The fear for a place like Exit / In is that the same thing will happen to the Mercy Lounge complex – which recently announced it was moving to a location yet to be determined after 20 years on Cannery Row. His lease had ended, but according to one Tennessee article, The owner of the cannery, Zach Liff, said he would continue to invest in the property and that the plan was to reopen the concert halls.
The news from the Mercy Lounge complex may come as a surprise to some, as compared to Exit / In, there has been less rallying cry from the community to save it. But, the resort has secured larger sums of money to support its three adjacent sites. The CARES Act brought in 74k and the Shuttered Venues Operations Grant gave an initial amount of $ 2.1 million and an additional $ 1 million later.
That fear is heightened for Cobb because he hasn’t been in communication with the new owners – no conversations beyond those about rent, he says.
The money from the gofundme was specifically intended to soften the deal in addition to the offer of 6.5 million euros to buy the property, backed by Grubbs Properties. Grubbs appears to be a safer option for Cobb owners – especially backed by the NIVA boss. Their goal is to raise $ 25 million in their Live Venue Recovery Fund. The catch is that this fund can only be used to buy independent sites. But with that, they’ll create a plan to put theaters in a position to buy the venue back from them within three to five years. Unlike real estate company AJ Capital, Grubbs is also an investment firm and relies on backers for this Live Venue Recovery Fund who are looking for a return on their investment.

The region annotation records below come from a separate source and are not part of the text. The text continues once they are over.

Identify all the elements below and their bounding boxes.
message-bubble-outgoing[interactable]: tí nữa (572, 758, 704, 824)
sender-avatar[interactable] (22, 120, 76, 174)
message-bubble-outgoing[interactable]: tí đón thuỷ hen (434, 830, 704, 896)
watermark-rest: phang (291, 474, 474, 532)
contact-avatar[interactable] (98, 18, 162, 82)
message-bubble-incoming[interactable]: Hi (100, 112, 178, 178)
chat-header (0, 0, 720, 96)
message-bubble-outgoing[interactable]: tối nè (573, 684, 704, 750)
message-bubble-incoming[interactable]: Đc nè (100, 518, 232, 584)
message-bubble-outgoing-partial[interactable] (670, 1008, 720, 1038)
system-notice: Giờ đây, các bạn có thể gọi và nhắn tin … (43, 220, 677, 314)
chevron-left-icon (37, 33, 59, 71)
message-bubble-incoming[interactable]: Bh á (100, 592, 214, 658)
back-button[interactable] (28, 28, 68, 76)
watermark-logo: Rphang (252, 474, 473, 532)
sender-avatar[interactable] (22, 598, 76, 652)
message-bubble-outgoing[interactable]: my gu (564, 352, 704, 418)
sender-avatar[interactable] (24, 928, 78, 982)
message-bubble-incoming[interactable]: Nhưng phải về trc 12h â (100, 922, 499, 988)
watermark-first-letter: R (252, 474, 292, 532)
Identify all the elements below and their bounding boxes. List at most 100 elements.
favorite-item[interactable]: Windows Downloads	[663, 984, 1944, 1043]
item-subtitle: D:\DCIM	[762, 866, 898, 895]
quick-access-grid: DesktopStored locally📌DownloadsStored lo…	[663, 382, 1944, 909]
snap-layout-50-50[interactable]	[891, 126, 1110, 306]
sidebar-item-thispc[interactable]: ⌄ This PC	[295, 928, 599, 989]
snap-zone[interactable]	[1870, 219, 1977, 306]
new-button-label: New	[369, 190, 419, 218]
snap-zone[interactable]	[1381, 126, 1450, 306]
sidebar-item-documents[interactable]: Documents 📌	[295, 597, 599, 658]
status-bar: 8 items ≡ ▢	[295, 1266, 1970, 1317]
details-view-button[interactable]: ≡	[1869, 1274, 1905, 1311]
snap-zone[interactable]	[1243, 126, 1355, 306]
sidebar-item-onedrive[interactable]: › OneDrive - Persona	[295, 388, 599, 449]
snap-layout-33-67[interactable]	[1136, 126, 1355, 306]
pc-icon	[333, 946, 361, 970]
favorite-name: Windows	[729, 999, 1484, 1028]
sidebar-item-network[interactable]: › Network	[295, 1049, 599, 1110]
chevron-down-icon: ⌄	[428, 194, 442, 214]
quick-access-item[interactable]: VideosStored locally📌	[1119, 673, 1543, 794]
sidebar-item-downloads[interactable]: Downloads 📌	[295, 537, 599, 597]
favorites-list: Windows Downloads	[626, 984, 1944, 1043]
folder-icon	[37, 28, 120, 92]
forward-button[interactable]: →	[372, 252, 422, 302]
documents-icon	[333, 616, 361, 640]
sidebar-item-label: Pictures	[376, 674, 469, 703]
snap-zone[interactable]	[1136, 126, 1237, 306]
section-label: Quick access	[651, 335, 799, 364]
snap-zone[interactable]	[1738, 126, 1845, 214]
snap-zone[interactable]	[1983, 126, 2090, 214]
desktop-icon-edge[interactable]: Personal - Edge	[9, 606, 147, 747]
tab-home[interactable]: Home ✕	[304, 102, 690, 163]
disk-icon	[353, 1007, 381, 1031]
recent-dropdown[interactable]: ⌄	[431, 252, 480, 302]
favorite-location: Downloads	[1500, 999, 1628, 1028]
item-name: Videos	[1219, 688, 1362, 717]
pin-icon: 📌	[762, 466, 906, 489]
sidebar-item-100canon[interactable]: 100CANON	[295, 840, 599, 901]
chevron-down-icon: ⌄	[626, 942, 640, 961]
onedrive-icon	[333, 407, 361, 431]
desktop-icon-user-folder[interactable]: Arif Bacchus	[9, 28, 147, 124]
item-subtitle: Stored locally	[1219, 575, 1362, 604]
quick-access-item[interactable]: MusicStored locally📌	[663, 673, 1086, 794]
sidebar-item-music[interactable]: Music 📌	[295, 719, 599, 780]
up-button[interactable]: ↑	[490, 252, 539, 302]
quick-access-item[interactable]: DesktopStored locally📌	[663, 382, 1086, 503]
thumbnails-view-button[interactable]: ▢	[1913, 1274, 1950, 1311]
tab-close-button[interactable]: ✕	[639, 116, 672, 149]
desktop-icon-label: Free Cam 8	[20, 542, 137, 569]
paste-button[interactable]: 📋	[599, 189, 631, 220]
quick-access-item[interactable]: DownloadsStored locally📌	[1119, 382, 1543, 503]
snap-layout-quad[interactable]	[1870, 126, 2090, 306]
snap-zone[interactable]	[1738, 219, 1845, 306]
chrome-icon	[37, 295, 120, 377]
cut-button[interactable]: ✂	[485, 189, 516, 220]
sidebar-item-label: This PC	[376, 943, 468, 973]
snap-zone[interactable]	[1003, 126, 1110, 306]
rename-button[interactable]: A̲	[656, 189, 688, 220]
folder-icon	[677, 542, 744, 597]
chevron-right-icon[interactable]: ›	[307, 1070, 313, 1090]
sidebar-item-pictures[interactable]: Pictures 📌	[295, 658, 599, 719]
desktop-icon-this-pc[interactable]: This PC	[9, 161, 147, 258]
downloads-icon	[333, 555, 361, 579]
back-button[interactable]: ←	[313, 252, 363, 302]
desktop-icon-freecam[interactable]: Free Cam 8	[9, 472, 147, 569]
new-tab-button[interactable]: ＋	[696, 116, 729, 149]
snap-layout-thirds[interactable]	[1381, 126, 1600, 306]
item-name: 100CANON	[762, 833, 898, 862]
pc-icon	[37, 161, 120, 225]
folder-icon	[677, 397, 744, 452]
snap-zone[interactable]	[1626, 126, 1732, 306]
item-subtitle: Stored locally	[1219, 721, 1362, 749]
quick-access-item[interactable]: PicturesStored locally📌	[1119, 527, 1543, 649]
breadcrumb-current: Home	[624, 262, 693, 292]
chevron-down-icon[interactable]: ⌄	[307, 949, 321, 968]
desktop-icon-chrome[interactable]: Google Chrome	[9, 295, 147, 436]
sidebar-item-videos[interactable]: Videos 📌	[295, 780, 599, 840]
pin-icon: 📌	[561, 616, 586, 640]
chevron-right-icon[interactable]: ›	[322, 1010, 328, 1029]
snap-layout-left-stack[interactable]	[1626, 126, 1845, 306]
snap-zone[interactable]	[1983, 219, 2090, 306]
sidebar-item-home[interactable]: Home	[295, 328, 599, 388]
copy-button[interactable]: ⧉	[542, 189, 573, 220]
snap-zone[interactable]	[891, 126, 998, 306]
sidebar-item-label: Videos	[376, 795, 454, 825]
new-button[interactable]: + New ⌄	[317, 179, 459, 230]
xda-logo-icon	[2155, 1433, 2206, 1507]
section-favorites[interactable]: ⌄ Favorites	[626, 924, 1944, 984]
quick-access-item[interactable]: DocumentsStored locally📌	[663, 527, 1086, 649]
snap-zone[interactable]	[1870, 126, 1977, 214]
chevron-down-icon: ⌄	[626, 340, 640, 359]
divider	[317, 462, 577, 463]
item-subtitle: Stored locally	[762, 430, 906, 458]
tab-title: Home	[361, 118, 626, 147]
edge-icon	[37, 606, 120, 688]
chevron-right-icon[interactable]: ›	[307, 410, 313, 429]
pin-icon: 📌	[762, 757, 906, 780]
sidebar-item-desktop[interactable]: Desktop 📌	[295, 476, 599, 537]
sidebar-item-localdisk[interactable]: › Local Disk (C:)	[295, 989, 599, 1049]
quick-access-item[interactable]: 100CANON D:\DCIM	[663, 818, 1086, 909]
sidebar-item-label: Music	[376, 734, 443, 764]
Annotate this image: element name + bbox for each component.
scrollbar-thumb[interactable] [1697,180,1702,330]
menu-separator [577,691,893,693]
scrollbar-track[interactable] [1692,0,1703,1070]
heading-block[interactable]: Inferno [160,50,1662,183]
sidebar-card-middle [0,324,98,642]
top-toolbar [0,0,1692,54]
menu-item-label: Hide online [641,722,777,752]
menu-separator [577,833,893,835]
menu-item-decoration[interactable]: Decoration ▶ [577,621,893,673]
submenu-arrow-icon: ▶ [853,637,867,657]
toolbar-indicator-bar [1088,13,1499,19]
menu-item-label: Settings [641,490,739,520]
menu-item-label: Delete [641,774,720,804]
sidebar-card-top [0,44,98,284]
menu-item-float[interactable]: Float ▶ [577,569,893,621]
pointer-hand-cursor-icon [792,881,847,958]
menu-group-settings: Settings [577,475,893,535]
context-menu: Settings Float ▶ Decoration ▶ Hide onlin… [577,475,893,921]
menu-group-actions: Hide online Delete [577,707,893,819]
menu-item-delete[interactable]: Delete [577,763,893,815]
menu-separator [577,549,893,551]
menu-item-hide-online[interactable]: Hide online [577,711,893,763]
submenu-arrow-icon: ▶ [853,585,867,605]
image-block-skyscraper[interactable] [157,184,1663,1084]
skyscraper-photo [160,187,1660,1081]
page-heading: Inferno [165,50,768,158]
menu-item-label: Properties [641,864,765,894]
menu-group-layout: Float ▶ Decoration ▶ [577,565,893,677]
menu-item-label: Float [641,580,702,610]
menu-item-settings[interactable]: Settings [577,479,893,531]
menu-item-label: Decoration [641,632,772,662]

“As they invest in the Fund, they expect a certain return on that investment. But most of the time when that happens when you invest in a fund you start to get returns and the returns can be as high as the performance allows but this one, we say, you will only get a certain percentage back, and if we do better than that percentage, then we donate the excess proceeds, ”Emily Ethridge, communications manager at Grubb Properties.
The excess proceeds will go to NIVA. So far, Grubbs has only acquired Headliners in Louisville, Kentucky. And they bid on various independent sites across the country.
Grubb says if the Exit / In property goes on sale again they would be willing to make another offer i.e. if the fund money has not already been spent on acquiring other sites .
What Exit / In has is some time before its lease ends when the clock strikes midnight on December 31, 2022.
“Things change and a year and a half isn’t a ton of time but it’s also a long time so I mean, I don’t know, anything could happen, I think, who knows.” Cobb said.
While the new owners only shared their Exit / In preservation guarantee, if for some reason they choose not to renew the Exit / In lease, the venue would find itself in the same position as their peers. Mercy Lounge, High Watt and Cannery Ballroom. But for now, the building is not up for grabs and grants, relief funds, benefit concerts or gofundmes can change that.